What’s going on with climate policy in the U.S. ?

BY: Michael Robbins

What’s going on with climate policy in the U.S. ?

So far in the presidential race the focus has been on mostly issues surrounding social justice, inequality, and revamping the middle class. Much less has been uttered in terms of climate change policy.

There was a hint of this topic in the first presidential debate, but not nearly enough, where Biden stuttered and mentioned that skyscrapers should be more energy efficient. But that’s just the tip of the iceberg when it comes to actually having a mitigation strategy. Policies are long and detailed. Rhetoric is short and appeals to emotion.

It would be a good time though, to seriously start with the green movement in America. The cost per unit of solar panels produced is now the cheapest in history according to the World Economic Forum (not including shipping costs), and the demand for oil and gas has plummeted due to Covid-19, and isn’t expected to rebound to it’s full potential until 2023. Deloitte recorded that 107,000 jobs were lost in the oil and gas sector between March an August, although it’s still difficult to imagine oil and gas workers suddenly shifting to installing solar panels on peoples houses.

Or is it?

Regardless, such changes in the international quest to become carbon neutral are happening, although outside of America mostly. We’ve seen Germany, Britain, and France be more ambitious in their attempts than ever before and with the advent of Covid-19, some sustainability policies such as closing down streets and eliminating street parking in parts of urban metropolises have become the norm. Britain is also among the very few that have codified the net-zero goal into law. 
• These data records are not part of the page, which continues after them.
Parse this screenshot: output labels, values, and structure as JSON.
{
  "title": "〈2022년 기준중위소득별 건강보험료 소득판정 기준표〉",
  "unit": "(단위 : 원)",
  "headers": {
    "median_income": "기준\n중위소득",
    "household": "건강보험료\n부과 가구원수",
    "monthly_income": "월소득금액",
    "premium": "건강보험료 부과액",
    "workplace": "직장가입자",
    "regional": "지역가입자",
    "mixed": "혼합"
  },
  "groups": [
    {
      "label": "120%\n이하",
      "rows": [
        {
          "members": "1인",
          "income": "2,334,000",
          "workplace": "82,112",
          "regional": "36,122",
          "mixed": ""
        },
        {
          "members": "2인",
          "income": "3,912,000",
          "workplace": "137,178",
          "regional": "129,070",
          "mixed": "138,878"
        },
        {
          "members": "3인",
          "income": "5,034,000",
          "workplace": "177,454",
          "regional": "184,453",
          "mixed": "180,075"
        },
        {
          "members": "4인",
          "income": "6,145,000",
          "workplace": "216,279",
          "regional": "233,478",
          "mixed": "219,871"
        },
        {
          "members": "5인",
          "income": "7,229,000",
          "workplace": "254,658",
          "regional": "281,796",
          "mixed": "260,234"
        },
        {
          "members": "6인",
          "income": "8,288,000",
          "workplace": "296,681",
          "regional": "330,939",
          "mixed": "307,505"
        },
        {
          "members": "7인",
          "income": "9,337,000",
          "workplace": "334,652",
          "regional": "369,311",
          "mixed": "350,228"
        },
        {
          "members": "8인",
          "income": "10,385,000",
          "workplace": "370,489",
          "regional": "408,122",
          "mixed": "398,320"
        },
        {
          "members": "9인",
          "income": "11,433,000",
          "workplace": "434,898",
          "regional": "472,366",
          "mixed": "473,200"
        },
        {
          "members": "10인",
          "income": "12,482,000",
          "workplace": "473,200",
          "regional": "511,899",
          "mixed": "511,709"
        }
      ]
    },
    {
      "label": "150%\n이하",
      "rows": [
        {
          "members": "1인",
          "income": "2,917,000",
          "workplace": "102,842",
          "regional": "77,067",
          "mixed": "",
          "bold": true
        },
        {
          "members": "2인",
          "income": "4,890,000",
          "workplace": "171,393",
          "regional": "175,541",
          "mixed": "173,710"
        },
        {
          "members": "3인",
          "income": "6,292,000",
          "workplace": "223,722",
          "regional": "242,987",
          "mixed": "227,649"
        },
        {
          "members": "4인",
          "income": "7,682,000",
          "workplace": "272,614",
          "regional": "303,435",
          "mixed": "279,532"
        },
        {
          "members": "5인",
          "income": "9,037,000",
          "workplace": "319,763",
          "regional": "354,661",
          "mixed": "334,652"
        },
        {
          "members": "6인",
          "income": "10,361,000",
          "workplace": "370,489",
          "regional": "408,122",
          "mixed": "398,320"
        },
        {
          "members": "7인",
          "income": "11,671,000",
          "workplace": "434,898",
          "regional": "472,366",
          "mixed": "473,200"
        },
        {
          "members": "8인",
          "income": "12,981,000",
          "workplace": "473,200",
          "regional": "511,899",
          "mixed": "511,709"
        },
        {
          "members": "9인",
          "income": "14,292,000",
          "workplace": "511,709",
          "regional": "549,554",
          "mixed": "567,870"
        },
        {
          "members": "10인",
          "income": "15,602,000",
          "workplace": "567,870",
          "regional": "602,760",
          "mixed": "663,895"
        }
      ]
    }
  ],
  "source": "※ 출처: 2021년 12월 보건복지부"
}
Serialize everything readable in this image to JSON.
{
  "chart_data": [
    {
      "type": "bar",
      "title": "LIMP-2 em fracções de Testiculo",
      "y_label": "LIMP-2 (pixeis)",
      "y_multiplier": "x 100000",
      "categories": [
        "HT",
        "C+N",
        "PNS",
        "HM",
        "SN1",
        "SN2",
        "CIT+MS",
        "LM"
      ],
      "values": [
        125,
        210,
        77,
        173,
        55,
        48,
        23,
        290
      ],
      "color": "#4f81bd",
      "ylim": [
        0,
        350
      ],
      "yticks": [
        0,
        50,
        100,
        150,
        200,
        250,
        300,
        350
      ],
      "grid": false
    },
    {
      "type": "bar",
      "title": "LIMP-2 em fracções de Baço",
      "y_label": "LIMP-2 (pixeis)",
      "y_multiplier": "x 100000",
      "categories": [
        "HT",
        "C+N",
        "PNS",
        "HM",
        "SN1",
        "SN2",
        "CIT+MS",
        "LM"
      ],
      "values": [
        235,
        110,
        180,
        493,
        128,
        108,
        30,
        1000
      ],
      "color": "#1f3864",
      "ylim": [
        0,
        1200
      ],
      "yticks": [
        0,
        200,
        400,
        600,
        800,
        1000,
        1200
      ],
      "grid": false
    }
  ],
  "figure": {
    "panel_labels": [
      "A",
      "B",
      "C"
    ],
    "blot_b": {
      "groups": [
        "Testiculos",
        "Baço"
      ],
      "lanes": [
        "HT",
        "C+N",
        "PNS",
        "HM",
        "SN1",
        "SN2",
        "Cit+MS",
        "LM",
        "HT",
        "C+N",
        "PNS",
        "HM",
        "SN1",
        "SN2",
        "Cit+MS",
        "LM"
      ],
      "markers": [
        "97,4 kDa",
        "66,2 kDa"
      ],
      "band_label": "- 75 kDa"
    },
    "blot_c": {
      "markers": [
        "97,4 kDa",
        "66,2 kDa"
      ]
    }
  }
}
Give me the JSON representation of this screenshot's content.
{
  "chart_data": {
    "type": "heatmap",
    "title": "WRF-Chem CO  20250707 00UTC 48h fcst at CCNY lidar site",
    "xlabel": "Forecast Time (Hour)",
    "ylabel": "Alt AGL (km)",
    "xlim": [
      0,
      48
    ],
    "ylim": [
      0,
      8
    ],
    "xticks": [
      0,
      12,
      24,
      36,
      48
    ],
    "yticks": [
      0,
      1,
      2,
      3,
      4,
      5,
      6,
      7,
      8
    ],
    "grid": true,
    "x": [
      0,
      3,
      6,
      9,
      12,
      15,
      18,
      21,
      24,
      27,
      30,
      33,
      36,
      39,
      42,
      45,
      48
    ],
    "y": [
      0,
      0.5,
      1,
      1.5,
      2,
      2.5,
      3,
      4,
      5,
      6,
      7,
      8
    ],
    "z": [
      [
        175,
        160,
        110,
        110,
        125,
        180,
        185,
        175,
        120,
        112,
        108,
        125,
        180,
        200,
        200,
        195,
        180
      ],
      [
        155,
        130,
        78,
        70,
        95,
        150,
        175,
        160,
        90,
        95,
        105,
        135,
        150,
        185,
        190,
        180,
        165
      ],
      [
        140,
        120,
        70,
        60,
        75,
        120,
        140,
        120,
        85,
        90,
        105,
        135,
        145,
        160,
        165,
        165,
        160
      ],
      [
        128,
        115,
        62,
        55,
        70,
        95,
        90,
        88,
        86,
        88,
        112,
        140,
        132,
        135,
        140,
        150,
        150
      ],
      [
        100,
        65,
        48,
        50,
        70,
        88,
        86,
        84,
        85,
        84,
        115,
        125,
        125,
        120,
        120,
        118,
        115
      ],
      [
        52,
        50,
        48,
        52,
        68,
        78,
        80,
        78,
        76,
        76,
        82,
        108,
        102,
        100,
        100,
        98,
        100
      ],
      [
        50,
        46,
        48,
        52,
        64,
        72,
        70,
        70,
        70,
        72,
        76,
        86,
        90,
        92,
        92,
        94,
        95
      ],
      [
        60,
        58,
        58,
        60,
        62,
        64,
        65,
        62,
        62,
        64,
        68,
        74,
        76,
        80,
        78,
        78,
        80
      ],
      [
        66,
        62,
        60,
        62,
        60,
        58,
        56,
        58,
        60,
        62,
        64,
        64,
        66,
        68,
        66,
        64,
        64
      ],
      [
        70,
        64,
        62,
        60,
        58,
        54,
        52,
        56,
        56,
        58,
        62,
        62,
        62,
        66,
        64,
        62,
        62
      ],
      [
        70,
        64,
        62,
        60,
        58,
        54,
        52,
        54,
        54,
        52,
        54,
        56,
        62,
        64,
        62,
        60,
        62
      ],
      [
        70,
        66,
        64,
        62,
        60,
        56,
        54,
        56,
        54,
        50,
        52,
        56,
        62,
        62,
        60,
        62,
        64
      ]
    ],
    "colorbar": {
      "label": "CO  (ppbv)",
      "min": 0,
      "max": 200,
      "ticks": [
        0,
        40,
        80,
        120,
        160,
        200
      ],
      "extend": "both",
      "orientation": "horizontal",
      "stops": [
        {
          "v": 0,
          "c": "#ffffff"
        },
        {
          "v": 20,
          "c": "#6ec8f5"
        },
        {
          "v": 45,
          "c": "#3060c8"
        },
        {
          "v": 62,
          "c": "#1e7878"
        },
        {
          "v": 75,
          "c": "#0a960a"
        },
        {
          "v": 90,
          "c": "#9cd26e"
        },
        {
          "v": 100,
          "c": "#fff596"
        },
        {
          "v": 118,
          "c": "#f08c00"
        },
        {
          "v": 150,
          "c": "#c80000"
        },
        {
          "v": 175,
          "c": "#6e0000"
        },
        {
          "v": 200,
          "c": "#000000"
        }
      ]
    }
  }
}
Obama tried to create some of this momentum— but little actually changed under his watch. Biden, too, has his own Climate Engagement Advisory Council, and although has made ties with environmental activists and befriended Alexandria Ocasio Cortez on Twitter, is also being endorsed by individuals who openly support fracking, a stance in which hardened liberals want divestment from immediately.

So it seems like a disjointed effort if anything. Biden is talking a big game much like Obama did for the face of clean energy while Americans are still being conned into believing their neoliberal environmentalism will take on climate change. It won’t. That is the other worrying aspect. Such changes need to happen at the top of the ladder. Corporatism needs to be taken head on. Even Whole Foods is guilty of promoting an aura of a sustainable American society when in reality transport and logistics usually amounts to around 30 percent of annual GHG emissions.

The myth of being protected in America

What America needs is to get away from the eco-environmental Instagram friendly campaigns that make us feel that consumer decisions are changing the planet. They are on the micro level, but a real policy tactic should be all encompassing and should influence the collective attitude of our country. Americans still operate with this somehow strange belief that just because we are in America, we’re somehow safe from climatic degradation and more dooming wildfires. We’re clearly not.

This year in particular, the nature of climate change has become front and center for those who live in the American West. For the first time in this century, Americans are no longer watching the news coverage of climatic shocks and events in developing countries, such as in small island developing states.

We’re instead witnessing the brute force on our own doorstep. And architects of the 2015 Paris Agreement warned this might happen, where developed advanced economies would be hit badly by climate change.

Is a people-centric climate policy possible?

Simply put, a national mitigation strategy should be a national way of thinking about climate change. Such an action plan would mean greening our cities (a form of carbon sequestration), creating new canopies to protect citizens, and homeless people from extremely hot days in the summer, incentivizing biking to work like they do in the Netherlands, and understanding chronic risk factors to our health in parts of cities that are closer to freeways, as well as have more children than adults.

One of the reasons children in the Bronx suffer disproportionately from respiratory illnesses is because of coal fired peaker plants that kick in when New York City is experiencing a power surge. The plants are old, built in the 1960s, but the private sector throws money at them just so they can stay operative.

Such a methodology of looking at investment from an equity standpoint would do America wonders. Building Tesla charging stations represents a way to take on the idea of climate change, but its not very all encompassing as Musk has not really lowered the price of Tesla’s that much. The very one percent gets to experience and practice sustainability, while others are forced to engage in highly unsustainable supply chains. This includes any restaurant and fast food establishment that perpetuating a reliance on commercial beef.

Such a realization would help move our country past the lip service that even Obama is guilty of, and instead urge people to think about ways the resources can be used more efficiently and more timely.

And as such, there is no real policy for the people at the moment. It doesn’t exist. Not like in other countries where there is a collective agreement that the health of the planet and the outdoors is akin to their own health throughout the working week.

Such a lack of real development in terms of a national climate strategy speaks volumes to the fact that Americans are not united on the issue of climate change, and also see it as an issue where so many are “not ready to let it dictate their lives” because of scarcity itself. That represents a flaw in how people think free markets are actually free. Overall, mitigation is supposed to be a policy that makes ones lives better, not worse.